Starting in the second half of the twentieth century, extensive suburban areas grew. In many cities, the inner areas decayed while the best and most convenient shopping moved to the suburbs, often in situations that constituted “suburban sprawl.”
In the largest and most vital cities, like New York and Chicago, department stores and specialty stores, often extremely expensive and fashionable, have always thrived. In some other cities, the downtown shopping areas have become rather bleak, with many empty and neglected stores, while those that remain sell low priced, low quality goods to low income people. Some cities have seen a decline then a rebirth of their central commercial areas as factory and industrial buildings find new uses as desirable residences and office spaces.

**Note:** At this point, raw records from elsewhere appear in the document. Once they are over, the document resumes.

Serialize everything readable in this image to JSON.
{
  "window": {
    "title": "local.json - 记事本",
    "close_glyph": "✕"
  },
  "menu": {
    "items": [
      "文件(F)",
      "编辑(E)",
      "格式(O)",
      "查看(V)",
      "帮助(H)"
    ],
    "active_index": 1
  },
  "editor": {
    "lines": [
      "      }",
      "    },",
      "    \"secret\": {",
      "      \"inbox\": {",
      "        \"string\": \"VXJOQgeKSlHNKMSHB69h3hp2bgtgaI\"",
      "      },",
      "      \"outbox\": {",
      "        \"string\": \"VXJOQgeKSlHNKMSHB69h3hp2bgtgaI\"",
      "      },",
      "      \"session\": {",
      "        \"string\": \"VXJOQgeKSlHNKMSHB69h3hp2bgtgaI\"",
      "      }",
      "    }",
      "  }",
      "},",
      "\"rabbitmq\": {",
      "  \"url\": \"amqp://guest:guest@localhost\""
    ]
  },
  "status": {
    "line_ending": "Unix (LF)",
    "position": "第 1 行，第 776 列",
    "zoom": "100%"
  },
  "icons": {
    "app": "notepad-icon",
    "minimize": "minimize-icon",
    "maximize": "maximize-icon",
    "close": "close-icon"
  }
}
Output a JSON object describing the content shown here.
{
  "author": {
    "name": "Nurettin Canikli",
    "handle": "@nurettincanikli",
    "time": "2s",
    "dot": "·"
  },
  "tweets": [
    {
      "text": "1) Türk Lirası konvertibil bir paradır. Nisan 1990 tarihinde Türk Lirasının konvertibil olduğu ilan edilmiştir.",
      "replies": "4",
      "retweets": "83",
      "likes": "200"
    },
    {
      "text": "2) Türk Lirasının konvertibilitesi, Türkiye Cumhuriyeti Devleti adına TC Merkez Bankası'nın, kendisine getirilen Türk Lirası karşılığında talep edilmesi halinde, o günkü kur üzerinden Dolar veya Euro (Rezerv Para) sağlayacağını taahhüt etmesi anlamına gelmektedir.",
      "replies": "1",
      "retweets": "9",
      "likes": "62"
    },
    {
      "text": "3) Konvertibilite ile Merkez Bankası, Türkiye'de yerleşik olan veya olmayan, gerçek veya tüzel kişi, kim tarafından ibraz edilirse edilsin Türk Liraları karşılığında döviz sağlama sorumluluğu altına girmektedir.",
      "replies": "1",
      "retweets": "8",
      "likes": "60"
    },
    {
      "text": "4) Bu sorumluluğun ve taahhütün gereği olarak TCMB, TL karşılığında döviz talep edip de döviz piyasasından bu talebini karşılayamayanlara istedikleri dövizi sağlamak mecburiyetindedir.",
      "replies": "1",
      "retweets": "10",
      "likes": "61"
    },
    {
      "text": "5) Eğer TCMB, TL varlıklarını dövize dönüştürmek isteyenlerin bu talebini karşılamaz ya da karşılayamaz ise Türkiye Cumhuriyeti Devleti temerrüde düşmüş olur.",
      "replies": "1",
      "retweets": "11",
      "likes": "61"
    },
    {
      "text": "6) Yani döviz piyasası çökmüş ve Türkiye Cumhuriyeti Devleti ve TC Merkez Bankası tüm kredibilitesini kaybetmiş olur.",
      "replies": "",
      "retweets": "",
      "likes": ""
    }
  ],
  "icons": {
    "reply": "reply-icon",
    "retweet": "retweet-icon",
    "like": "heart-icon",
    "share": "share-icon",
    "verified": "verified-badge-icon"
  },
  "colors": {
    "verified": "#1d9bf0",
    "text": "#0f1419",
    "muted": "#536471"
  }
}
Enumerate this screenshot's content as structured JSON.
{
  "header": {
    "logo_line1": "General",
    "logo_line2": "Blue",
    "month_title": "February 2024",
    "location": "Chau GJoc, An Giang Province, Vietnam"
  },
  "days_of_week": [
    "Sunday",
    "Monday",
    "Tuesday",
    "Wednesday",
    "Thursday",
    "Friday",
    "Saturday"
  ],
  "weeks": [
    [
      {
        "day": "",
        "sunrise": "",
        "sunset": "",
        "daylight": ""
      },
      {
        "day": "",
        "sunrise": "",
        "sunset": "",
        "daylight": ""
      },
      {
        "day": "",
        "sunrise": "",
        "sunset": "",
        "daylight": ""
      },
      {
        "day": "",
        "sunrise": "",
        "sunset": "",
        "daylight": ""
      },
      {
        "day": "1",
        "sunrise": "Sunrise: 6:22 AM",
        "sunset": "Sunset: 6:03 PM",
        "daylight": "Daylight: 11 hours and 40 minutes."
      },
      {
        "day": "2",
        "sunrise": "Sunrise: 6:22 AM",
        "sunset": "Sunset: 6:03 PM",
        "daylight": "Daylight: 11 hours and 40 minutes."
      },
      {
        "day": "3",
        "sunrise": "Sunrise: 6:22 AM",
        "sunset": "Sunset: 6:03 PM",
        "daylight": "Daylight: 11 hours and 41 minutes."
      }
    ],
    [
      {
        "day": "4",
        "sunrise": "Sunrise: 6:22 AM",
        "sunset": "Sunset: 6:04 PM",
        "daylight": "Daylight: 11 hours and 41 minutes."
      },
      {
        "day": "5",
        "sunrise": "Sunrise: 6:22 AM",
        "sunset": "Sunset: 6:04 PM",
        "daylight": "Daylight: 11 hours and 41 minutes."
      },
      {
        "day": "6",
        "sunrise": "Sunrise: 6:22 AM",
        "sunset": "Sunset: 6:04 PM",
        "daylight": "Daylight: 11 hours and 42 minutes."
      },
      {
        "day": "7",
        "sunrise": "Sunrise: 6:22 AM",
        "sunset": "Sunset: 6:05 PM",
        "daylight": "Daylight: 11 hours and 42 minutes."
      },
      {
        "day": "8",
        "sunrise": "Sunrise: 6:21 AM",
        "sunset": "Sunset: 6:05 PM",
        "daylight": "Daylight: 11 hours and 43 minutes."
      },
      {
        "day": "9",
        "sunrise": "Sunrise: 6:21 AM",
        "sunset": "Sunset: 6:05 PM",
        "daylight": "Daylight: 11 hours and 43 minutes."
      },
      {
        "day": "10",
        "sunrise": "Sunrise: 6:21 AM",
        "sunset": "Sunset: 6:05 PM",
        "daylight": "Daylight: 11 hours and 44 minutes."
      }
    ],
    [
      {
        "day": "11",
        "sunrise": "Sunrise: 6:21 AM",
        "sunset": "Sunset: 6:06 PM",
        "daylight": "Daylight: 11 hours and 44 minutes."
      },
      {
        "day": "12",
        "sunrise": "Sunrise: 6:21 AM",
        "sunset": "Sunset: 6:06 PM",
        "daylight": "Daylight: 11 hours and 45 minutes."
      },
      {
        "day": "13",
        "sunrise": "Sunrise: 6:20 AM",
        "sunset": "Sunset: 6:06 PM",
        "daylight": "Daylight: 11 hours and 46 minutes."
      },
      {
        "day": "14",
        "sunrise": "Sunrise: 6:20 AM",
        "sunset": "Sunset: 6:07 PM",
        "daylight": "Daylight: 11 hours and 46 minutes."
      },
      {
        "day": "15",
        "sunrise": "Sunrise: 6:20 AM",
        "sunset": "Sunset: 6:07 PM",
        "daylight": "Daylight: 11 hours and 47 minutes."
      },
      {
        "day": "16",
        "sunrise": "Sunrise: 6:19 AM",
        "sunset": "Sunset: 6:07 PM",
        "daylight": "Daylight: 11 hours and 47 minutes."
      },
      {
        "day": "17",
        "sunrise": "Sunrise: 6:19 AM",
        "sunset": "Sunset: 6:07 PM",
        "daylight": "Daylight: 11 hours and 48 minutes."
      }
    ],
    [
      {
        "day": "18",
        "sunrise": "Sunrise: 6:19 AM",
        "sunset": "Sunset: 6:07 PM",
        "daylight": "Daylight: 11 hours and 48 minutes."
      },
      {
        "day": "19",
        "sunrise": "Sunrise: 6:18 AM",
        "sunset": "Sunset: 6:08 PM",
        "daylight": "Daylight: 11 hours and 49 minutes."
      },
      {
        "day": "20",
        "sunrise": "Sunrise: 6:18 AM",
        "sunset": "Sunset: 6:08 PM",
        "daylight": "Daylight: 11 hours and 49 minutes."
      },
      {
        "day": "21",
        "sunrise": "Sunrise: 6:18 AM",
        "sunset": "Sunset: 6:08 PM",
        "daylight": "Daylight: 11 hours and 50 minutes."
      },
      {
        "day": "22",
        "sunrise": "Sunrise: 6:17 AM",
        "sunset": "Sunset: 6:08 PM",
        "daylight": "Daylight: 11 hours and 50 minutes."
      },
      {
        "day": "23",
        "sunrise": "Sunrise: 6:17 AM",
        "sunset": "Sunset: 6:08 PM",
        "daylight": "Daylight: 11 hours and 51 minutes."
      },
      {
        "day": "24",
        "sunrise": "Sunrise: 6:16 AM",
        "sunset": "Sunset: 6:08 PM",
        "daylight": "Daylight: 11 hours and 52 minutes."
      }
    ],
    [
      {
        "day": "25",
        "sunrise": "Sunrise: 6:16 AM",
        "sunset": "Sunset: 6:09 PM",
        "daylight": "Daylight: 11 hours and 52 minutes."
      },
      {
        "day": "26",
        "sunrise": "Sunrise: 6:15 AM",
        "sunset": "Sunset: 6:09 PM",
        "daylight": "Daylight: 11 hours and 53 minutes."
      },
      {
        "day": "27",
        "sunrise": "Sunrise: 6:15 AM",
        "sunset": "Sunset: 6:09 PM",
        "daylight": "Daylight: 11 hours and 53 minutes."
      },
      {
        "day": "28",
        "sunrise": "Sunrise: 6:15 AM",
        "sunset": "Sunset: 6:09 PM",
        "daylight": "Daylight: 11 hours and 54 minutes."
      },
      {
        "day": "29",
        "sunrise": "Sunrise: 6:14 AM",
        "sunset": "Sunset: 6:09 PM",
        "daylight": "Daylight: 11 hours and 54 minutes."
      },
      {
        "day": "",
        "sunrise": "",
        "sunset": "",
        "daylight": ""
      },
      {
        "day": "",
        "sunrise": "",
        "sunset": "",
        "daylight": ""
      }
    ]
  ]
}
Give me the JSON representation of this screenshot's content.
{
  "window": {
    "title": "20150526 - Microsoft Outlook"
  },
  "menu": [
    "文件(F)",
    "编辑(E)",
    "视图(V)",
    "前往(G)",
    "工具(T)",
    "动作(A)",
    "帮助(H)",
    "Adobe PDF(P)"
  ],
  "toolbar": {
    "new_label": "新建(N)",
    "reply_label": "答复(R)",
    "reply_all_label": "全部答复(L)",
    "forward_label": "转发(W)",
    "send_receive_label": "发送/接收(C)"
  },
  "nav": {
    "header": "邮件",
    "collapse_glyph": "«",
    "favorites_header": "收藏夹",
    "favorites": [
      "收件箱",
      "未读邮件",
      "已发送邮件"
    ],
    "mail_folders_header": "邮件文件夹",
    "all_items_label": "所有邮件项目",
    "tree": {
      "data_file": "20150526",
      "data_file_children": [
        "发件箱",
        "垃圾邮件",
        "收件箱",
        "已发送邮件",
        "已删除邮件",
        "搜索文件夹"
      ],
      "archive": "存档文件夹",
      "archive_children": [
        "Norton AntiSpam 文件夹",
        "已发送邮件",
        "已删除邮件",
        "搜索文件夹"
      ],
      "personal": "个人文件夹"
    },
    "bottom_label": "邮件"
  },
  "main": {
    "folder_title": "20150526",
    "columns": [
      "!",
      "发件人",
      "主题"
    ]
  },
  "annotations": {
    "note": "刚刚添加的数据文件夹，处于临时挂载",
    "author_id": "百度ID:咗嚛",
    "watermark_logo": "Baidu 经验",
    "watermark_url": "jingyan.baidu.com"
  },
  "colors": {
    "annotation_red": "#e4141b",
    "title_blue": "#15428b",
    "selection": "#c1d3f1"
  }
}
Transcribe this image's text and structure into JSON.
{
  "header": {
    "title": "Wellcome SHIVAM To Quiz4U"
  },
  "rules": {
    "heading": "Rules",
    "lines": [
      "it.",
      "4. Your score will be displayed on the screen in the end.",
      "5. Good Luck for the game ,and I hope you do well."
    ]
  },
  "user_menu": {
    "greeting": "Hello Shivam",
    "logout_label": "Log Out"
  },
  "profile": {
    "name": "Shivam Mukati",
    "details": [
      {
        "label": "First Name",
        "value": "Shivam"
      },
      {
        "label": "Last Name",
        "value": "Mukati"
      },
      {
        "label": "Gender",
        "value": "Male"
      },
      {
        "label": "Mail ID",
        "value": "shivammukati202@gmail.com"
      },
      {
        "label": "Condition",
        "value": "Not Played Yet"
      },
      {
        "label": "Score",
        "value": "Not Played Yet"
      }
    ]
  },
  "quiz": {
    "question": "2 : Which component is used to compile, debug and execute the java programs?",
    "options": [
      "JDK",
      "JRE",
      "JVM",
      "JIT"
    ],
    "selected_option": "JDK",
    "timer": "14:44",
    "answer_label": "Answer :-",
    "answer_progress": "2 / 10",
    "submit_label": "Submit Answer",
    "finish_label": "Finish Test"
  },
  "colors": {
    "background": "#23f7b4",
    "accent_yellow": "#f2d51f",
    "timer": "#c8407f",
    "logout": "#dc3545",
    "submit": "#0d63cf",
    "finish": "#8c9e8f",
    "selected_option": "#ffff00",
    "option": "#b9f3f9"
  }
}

Smaller towns and the business districts of suburban communities still have main streets filled with stores of various types. During trying economic times, a portion of these stores might be empty. A small variety store is typical, as is a branch of a discount drug chain (and perhaps one of the last remaining independent pharmacies). Depending upon the size of the town, you will find one or more shoe and clothing stores, a hardware store, a beauty salon, perhaps a book and stationery store, a restaurant or two, a coffee shop, an eyeglass store, and a variety of other types of retail and service establishments.